National NBA games are typically split across major broadcast and cable partners, especially ESPN, ABC, TNT, and NBA TV during the regular season. That means the best streaming service for NBA fans is usually one that includes most or all of those channels in a live TV package. Services that offer broad sports channel lineups tend to be the most reliable for nationally televised games, opening night, Christmas Day matchups, rivalry games, and many playoff broadcasts. However, channel availability can vary by provider and pricing tier, so it is worth confirming the exact lineup before subscribing.
This is where many viewers overspend or underbuy. A lower-cost streaming package may look attractive at first, but if it is missing TNT or NBA TV, you could lose access to a meaningful portion of the schedule. On the other hand, if you do not care about every national window and just want a few games each week, a smaller package may be enough. The key is to compare channels, not just monthly price. For most fans trying to avoid surprises, the most dependable setup includes access to ESPN, ABC, and TNT at minimum, because those networks carry many of the highest-profile games all season.

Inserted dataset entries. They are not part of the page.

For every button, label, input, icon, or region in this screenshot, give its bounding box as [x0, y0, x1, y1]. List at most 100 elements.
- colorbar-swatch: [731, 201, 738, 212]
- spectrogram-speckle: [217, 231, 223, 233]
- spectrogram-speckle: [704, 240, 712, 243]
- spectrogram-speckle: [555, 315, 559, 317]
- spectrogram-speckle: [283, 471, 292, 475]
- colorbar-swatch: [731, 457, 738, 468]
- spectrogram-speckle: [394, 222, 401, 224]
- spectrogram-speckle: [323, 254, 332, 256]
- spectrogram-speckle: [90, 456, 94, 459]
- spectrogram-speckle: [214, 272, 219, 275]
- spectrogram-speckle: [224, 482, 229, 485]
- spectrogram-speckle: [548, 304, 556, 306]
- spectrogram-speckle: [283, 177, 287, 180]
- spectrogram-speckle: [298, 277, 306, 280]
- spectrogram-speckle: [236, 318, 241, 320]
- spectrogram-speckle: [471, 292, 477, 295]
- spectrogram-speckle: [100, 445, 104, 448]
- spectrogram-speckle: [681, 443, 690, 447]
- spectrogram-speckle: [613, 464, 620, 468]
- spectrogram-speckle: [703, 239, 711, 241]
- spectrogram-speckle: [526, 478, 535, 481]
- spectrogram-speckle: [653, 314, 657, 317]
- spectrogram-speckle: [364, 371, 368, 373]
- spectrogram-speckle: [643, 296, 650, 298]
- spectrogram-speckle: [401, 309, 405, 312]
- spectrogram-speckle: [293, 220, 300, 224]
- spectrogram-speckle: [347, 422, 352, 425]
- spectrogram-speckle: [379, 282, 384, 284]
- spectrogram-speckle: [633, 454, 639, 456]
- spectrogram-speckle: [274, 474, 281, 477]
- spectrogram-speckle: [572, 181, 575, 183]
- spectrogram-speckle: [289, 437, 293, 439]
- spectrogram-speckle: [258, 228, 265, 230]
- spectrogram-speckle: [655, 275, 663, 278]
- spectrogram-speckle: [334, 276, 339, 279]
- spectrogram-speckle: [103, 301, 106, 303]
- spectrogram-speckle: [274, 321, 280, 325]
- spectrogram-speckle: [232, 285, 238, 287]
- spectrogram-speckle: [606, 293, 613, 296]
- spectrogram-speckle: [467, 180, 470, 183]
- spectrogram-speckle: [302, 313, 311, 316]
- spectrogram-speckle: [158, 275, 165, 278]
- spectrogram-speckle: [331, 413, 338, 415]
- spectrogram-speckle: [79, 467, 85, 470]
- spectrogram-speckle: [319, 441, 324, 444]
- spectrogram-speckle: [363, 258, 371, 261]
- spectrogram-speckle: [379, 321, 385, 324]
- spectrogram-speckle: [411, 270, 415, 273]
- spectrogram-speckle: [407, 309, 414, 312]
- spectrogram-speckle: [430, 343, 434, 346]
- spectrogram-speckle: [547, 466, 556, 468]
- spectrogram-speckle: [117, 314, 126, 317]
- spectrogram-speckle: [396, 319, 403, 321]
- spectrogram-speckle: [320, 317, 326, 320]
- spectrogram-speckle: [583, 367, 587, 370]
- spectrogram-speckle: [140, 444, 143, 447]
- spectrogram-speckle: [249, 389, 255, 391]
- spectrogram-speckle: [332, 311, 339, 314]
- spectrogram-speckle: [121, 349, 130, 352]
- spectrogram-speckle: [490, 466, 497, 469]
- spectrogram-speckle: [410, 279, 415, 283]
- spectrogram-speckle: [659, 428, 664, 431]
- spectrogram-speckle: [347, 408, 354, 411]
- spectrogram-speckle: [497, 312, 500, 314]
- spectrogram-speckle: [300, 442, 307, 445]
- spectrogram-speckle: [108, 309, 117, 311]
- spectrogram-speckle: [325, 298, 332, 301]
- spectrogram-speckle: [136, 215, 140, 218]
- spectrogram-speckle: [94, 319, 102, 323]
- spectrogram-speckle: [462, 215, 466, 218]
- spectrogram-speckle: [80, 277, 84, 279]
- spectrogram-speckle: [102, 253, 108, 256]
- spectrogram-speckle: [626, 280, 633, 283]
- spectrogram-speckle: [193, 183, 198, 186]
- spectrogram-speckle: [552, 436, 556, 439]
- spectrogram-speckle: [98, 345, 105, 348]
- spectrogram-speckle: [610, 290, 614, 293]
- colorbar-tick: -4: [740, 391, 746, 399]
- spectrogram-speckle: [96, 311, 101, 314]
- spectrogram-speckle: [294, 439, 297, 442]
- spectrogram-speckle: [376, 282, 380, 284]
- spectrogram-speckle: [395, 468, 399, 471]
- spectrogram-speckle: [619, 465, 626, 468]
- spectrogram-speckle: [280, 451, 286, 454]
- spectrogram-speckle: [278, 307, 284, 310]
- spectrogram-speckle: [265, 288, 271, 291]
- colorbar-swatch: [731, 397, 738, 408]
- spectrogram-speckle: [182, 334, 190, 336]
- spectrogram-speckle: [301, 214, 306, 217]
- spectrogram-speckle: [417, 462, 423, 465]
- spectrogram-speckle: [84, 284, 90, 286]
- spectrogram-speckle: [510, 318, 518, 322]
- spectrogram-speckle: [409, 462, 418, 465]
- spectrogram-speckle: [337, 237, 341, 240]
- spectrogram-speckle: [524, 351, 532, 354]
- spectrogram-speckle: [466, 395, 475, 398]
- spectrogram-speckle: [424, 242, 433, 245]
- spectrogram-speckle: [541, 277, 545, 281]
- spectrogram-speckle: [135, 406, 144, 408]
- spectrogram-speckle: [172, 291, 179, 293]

How much should I expect to pay to watch the NBA without missing many games?
If your goal is near-complete NBA coverage, you should expect to pay for more than one service. A comprehensive setup often includes a live TV streaming package for national broadcasts and local market access, plus NBA League Pass for out-of-market games. That combination gives you the best chance of covering national telecasts, local team games, and the broader league schedule, but it is also where costs can rise quickly. Depending on the services available in your market, your monthly total can range from moderate to expensive, especially if regional sports access is only included in higher-priced bundles.
The biggest mistake is assuming there is a single low-cost subscription that covers national games, your local team, and every out-of-market matchup. Usually, there is not. If you want to save money, decide what “not missing many games” actually means for you. For some fans, that means every game involving one team. For others, it means national broadcasts plus occasional League Pass browsing. Once you define your priorities, you can choose the most efficient combination instead of paying for features you will not use. In practical terms, full convenience costs more, while a focused plan built around your team or viewing habits can keep spending under control.